Sickling-suppressive effects of chrysin may be associated with sequestration of deoxy-haemoglobin, 2,3-bisphosphoglycerate mutase, alteration of redox homeostasis and functional chemistry of sickle erythrocytes

Abstract

Sickle cell disease (SCD) is a medical condition caused by mutation in a single nucleotide in the β-globin gene. It is a health problem for people in sub-Saharan Africa, the Middle East and India. Orthodox drugs developed so far for SCD focus largely on symptomatic respite of pain and crisis mitigation. We investigated the antisickling effects of chrysin via modulation of deoxy-haemoglobin, 2,3-bisphosphoglycerate mutase, redox homeostasis and alteration of functional chemistry in human sickle erythrocytes. In silico and in vitro methods were adopted for the studies. Chrysin was docked against deoxy-haemoglobin and 2,3-bisphosphoglycerate mutase, with binding energies (−24.064 and −18.171 kcal/mol) and inhibition constant ( K i) of 0.990 µM and 0.993 µM at their active sites through strong hydrophobic and hydrogen bond interactions. Sickling was induced with 2% metabisulphite at 3 h. Chrysin was able to prevent sickling maximally at 2.5 µg/mL and reversed the same at 12.5 µg/mL, by 66.5% and 69.6%, respectively. Treatment with chrysin significantly ( p < 0.05) re-established the integrity of erythrocytes membrane as evident from the observed percentage of haemolysis relative to induced erythrocytes. Chrysin also significantly ( p < 0.05) prevented and reversed lipid peroxidation.
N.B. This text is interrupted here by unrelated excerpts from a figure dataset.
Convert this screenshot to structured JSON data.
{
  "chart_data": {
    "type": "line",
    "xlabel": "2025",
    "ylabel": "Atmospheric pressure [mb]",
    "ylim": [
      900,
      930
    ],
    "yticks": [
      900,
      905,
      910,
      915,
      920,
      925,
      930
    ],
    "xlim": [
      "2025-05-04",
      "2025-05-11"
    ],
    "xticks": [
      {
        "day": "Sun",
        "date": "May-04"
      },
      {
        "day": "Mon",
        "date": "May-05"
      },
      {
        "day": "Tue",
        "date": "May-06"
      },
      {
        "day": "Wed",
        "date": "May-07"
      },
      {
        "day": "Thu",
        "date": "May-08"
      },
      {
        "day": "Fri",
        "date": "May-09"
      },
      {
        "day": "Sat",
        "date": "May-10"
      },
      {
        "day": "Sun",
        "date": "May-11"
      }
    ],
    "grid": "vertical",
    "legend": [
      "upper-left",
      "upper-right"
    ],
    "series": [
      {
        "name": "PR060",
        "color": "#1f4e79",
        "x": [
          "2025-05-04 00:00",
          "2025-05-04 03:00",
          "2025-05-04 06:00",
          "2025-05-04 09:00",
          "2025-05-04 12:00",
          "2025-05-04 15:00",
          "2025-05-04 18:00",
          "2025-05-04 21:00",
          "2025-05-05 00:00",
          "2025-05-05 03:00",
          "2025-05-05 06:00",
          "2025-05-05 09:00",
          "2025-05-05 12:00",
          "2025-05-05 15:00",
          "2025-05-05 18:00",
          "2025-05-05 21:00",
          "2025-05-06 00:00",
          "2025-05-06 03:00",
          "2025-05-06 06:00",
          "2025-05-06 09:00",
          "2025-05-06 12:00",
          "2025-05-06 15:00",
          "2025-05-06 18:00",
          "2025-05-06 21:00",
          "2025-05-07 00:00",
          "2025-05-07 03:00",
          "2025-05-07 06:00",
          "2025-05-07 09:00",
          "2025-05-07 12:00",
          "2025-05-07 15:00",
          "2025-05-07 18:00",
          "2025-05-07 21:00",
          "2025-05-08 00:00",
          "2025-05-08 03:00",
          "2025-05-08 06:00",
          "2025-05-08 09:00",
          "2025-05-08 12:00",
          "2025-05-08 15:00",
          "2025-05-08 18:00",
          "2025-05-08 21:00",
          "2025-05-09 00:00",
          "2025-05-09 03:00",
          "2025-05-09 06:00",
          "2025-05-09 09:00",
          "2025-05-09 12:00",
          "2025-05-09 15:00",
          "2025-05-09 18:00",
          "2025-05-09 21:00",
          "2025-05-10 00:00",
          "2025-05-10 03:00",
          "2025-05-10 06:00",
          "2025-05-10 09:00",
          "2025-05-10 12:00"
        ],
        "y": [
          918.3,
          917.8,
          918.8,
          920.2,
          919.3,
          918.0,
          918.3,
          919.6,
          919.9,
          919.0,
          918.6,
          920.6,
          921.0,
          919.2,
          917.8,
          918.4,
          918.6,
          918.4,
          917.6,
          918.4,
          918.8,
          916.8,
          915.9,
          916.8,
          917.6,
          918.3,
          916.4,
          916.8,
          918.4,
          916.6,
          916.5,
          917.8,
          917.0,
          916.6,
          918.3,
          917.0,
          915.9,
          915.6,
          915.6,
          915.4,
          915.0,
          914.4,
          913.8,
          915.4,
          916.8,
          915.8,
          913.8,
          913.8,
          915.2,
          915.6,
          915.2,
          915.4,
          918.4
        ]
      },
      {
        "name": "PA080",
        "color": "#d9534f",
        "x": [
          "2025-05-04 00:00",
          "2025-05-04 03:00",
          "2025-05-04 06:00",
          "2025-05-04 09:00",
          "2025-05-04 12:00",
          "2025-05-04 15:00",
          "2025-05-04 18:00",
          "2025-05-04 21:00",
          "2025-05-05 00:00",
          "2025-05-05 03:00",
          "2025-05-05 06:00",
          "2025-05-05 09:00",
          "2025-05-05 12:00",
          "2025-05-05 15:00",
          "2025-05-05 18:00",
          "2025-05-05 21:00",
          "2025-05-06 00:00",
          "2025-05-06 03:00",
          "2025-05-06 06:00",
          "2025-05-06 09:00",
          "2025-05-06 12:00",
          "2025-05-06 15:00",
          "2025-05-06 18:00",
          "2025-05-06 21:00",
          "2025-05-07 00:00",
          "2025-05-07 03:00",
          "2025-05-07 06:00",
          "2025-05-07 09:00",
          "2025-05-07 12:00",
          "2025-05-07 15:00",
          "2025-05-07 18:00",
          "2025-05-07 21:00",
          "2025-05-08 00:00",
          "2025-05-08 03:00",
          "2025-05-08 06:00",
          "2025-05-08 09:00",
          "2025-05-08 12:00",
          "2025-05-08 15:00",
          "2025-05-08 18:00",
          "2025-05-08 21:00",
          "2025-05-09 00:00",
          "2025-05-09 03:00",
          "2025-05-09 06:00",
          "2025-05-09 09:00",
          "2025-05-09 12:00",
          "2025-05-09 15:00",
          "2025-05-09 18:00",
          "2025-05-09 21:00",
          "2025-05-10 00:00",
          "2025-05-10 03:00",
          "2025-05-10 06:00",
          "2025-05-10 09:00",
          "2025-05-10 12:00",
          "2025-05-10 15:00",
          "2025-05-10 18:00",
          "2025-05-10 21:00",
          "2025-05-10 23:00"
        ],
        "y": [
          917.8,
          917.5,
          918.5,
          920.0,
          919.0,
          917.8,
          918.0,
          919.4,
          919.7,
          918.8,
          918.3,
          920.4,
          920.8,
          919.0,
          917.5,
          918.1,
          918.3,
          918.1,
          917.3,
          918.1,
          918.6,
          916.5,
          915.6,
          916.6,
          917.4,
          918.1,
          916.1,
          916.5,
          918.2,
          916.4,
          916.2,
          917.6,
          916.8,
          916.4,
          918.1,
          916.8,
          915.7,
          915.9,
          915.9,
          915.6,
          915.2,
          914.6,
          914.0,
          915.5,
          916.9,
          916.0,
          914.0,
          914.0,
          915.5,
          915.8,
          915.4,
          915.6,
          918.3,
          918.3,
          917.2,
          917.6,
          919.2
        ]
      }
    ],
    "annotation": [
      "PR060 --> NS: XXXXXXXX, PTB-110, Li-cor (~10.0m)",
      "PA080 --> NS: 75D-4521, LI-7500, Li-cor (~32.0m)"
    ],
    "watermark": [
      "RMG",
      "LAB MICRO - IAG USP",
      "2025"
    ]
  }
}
Similarly, glutathione and catalase levels were observed to significantly ( p < 0.05) increase with concomitant significant ( p < 0.05) decrease in superoxide dismutase activity relative to untreated. From Fourier-transform infrared results, treatment with chrysin was able to favourably alter the functional chemistry, judging from the shifts and functional groups observed. Sickling-suppressive effects of chrysin may therefore be associated with sequestration of deoxy-haemoglobin, 2,3-bisphosphoglycerate mutase, alteration of redox homeostasis and functional chemistry of sickle erythrocytes.